Mr. Gerhaher opened with "Die Einsame im Herbst," a single movement from Das Lied von der Erde, the sweeping seven-movement song cycle that, but for the composer's superstition and a quirk of numbering, would "count" as his ninth symphony. Das Lied is based on a set of German translations of Chinese poems from a book Mahler had, titled The Chinese Flute. "Die Einsame" is a bitter tale of isolation and the closing of the year. Here, it was stripped like a tree in the wind, its leaves fallen to provide a carpet of notes for the singer to navigate over.

Next were the Seven Songs of Latter Days, more familiar to Mahlerites as the five Rückert-Lieder and two excerpts from that other favorite collection of the composer's: Des Knaben Wunderhorn. Here, the theme of loneliness and isolation continued, starting with "Blicke mir nicht in die Lieder!" and the intoxicating "Ich atmet’ einen linden Duft."  The cycle reached its  first dramatic peak with "Um Mitternacht." The cycle peaked again with ch bin der Welt abhanden gekommen, Mr. Gerhaher's voice caressing the vocal line with elements of sympathy and sorrow in every note.
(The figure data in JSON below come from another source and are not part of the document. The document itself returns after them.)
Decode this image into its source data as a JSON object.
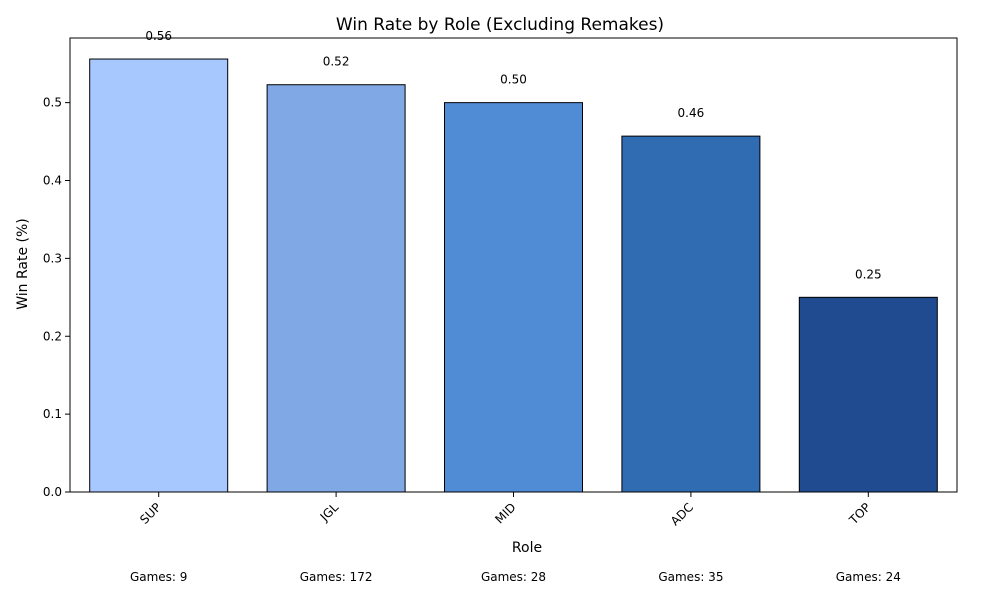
{
  "chart_data": {
    "type": "bar",
    "title": "Win Rate by Role (Excluding Remakes)",
    "xlabel": "Role",
    "ylabel": "Win Rate (%)",
    "categories": [
      "SUP",
      "JGL",
      "MID",
      "ADC",
      "TOP"
    ],
    "values": [
      0.556,
      0.523,
      0.5,
      0.457,
      0.25
    ],
    "value_labels": [
      "0.56",
      "0.52",
      "0.50",
      "0.46",
      "0.25"
    ],
    "games_labels": [
      "Games: 9",
      "Games: 172",
      "Games: 28",
      "Games: 35",
      "Games: 24"
    ],
    "colors": [
      "#a6c8ff",
      "#7fa8e4",
      "#508bd6",
      "#2f6cb2",
      "#204b91"
    ],
    "ylim": [
      0,
      0.583
    ],
    "yticks": [
      0.0,
      0.1,
      0.2,
      0.3,
      0.4,
      0.5
    ],
    "ytick_labels": [
      "0.0",
      "0.1",
      "0.2",
      "0.3",
      "0.4",
      "0.5"
    ],
    "grid": false,
    "legend": "none"
  }
}
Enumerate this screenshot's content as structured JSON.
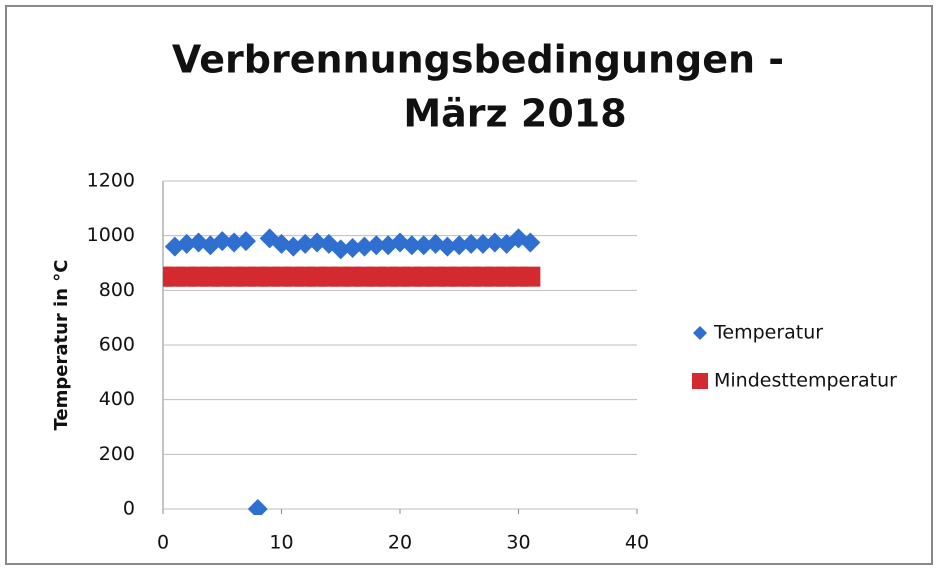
{
  "chart_data": {
    "type": "scatter",
    "title": [
      "Verbrennungsbedingungen -",
      "März 2018"
    ],
    "ylabel": "Temperatur in °C",
    "xlim": [
      0,
      40
    ],
    "xticks": [
      0,
      10,
      20,
      30,
      40
    ],
    "ylim": [
      0,
      1200
    ],
    "yticks": [
      0,
      200,
      400,
      600,
      800,
      1000,
      1200
    ],
    "grid": true,
    "legend": "right",
    "series": [
      {
        "name": "Temperatur",
        "color": "#2e6fd0",
        "marker": "diamond",
        "x": [
          1,
          2,
          3,
          4,
          5,
          6,
          7,
          8,
          9,
          10,
          11,
          12,
          13,
          14,
          15,
          16,
          17,
          18,
          19,
          20,
          21,
          22,
          23,
          24,
          25,
          26,
          27,
          28,
          29,
          30,
          31
        ],
        "values": [
          960,
          970,
          975,
          965,
          980,
          975,
          980,
          0,
          990,
          970,
          960,
          970,
          975,
          970,
          950,
          955,
          960,
          965,
          965,
          975,
          965,
          965,
          970,
          960,
          965,
          970,
          970,
          975,
          970,
          990,
          975
        ]
      },
      {
        "name": "Mindesttemperatur",
        "color": "#d42a2f",
        "marker": "square",
        "x": [
          0,
          1,
          2,
          3,
          4,
          5,
          6,
          7,
          8,
          9,
          10,
          11,
          12,
          13,
          14,
          15,
          16,
          17,
          18,
          19,
          20,
          21,
          22,
          23,
          24,
          25,
          26,
          27,
          28,
          29,
          30,
          31
        ],
        "values": [
          850,
          850,
          850,
          850,
          850,
          850,
          850,
          850,
          850,
          850,
          850,
          850,
          850,
          850,
          850,
          850,
          850,
          850,
          850,
          850,
          850,
          850,
          850,
          850,
          850,
          850,
          850,
          850,
          850,
          850,
          850,
          850
        ]
      }
    ]
  }
}
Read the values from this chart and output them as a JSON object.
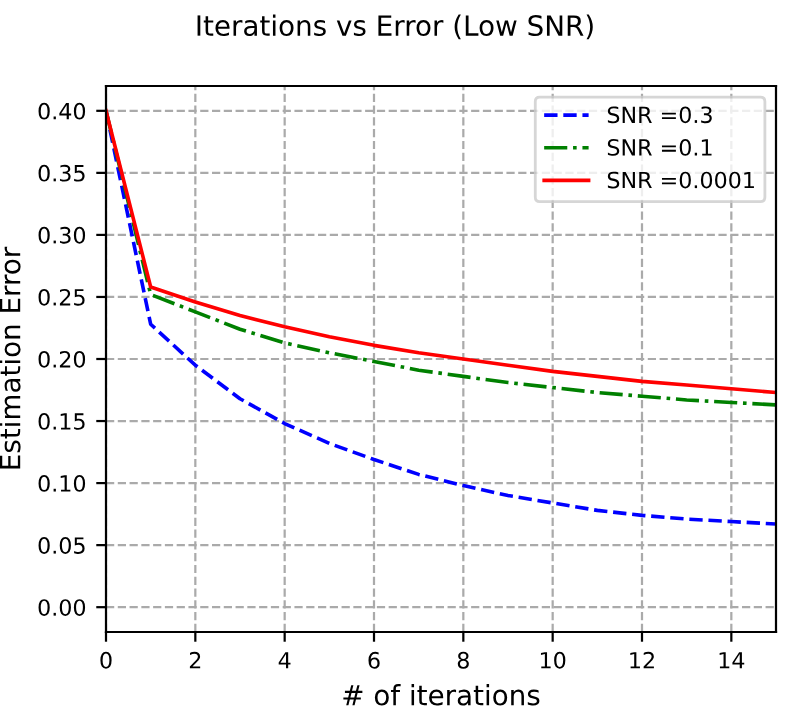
{
  "chart_data": {
    "type": "line",
    "title": "Iterations vs Error (Low SNR)",
    "xlabel": "# of iterations",
    "ylabel": "Estimation Error",
    "x": [
      0,
      1,
      2,
      3,
      4,
      5,
      6,
      7,
      8,
      9,
      10,
      11,
      12,
      13,
      14,
      15
    ],
    "series": [
      {
        "name": "SNR =0.3",
        "color": "#0000ff",
        "line_style": "dashed",
        "values": [
          0.4,
          0.228,
          0.195,
          0.168,
          0.148,
          0.132,
          0.119,
          0.107,
          0.098,
          0.09,
          0.084,
          0.078,
          0.074,
          0.071,
          0.069,
          0.067
        ]
      },
      {
        "name": "SNR =0.1",
        "color": "#008000",
        "line_style": "dashdot",
        "values": [
          0.4,
          0.252,
          0.238,
          0.224,
          0.213,
          0.205,
          0.198,
          0.191,
          0.186,
          0.181,
          0.177,
          0.173,
          0.17,
          0.167,
          0.165,
          0.163
        ]
      },
      {
        "name": "SNR =0.0001",
        "color": "#ff0000",
        "line_style": "solid",
        "values": [
          0.4,
          0.258,
          0.246,
          0.235,
          0.226,
          0.218,
          0.211,
          0.205,
          0.2,
          0.195,
          0.19,
          0.186,
          0.182,
          0.179,
          0.176,
          0.173
        ]
      }
    ],
    "xlim": [
      0,
      15
    ],
    "xticks": [
      0,
      2,
      4,
      6,
      8,
      10,
      12,
      14
    ],
    "ylim": [
      -0.02,
      0.42
    ],
    "yticks": [
      {
        "value": 0,
        "label": "0.00"
      },
      {
        "value": 0.05,
        "label": "0.05"
      },
      {
        "value": 0.1,
        "label": "0.10"
      },
      {
        "value": 0.15,
        "label": "0.15"
      },
      {
        "value": 0.2,
        "label": "0.20"
      },
      {
        "value": 0.25,
        "label": "0.25"
      },
      {
        "value": 0.3,
        "label": "0.30"
      },
      {
        "value": 0.35,
        "label": "0.35"
      },
      {
        "value": 0.4,
        "label": "0.40"
      }
    ],
    "grid": true,
    "legend": "top right",
    "marker": "none"
  }
}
The first half ended with the two Wunderhorn songs that fall into this set. "Revelge" is a story of soldiers marching off to die, its blithe "tra-la-leys" eventually turning into a dreadful funeral march. The stench of the gallows hangs over "Der Tambourg'sell," accentuated by Mr. Huber's right hand as he made the piano growl forth with a dry, funereal drumbeat. The first half ended with thunderous applause.

The second was even more compelling. It started with another Wunderhorn lied, "Wo die schönen Trompeten blasen." This however was only an appetizer for the main dish that followed, a long slow walk through "Der Abscheid", the seventh and final movement from Das Lied von der Erde. Mr. Huber's piano picked out every note of the spare orchestration, accompanying Mr. Gerhaher in this twenty-five minute song. The singer would yield to the piano, playing that haunting, descending set of chords that form this work's musical signature, the whole performance building with shimmering power. Only the long, slow fade-out on the words "Ewig, ewig" were spoiled by the trumpet-blast of some oaf's cell phone, but Mr. Gerhaher sensibly ignored the offender and finished the work in serenity.

This massive song should have satisfied the listeners but their applause demanded one more encore. This was "Urlicht", a Wunderhorn song known best as the fourth movement of Mahler's Symphony No. 2, the "Resurrection." Its upward course and sortie into the cosmic realm provided the evening's ending with glorious lift, reminding the assembled that the genius of Mahler is that he can be transcendent as well as tragic, often at the exact same time.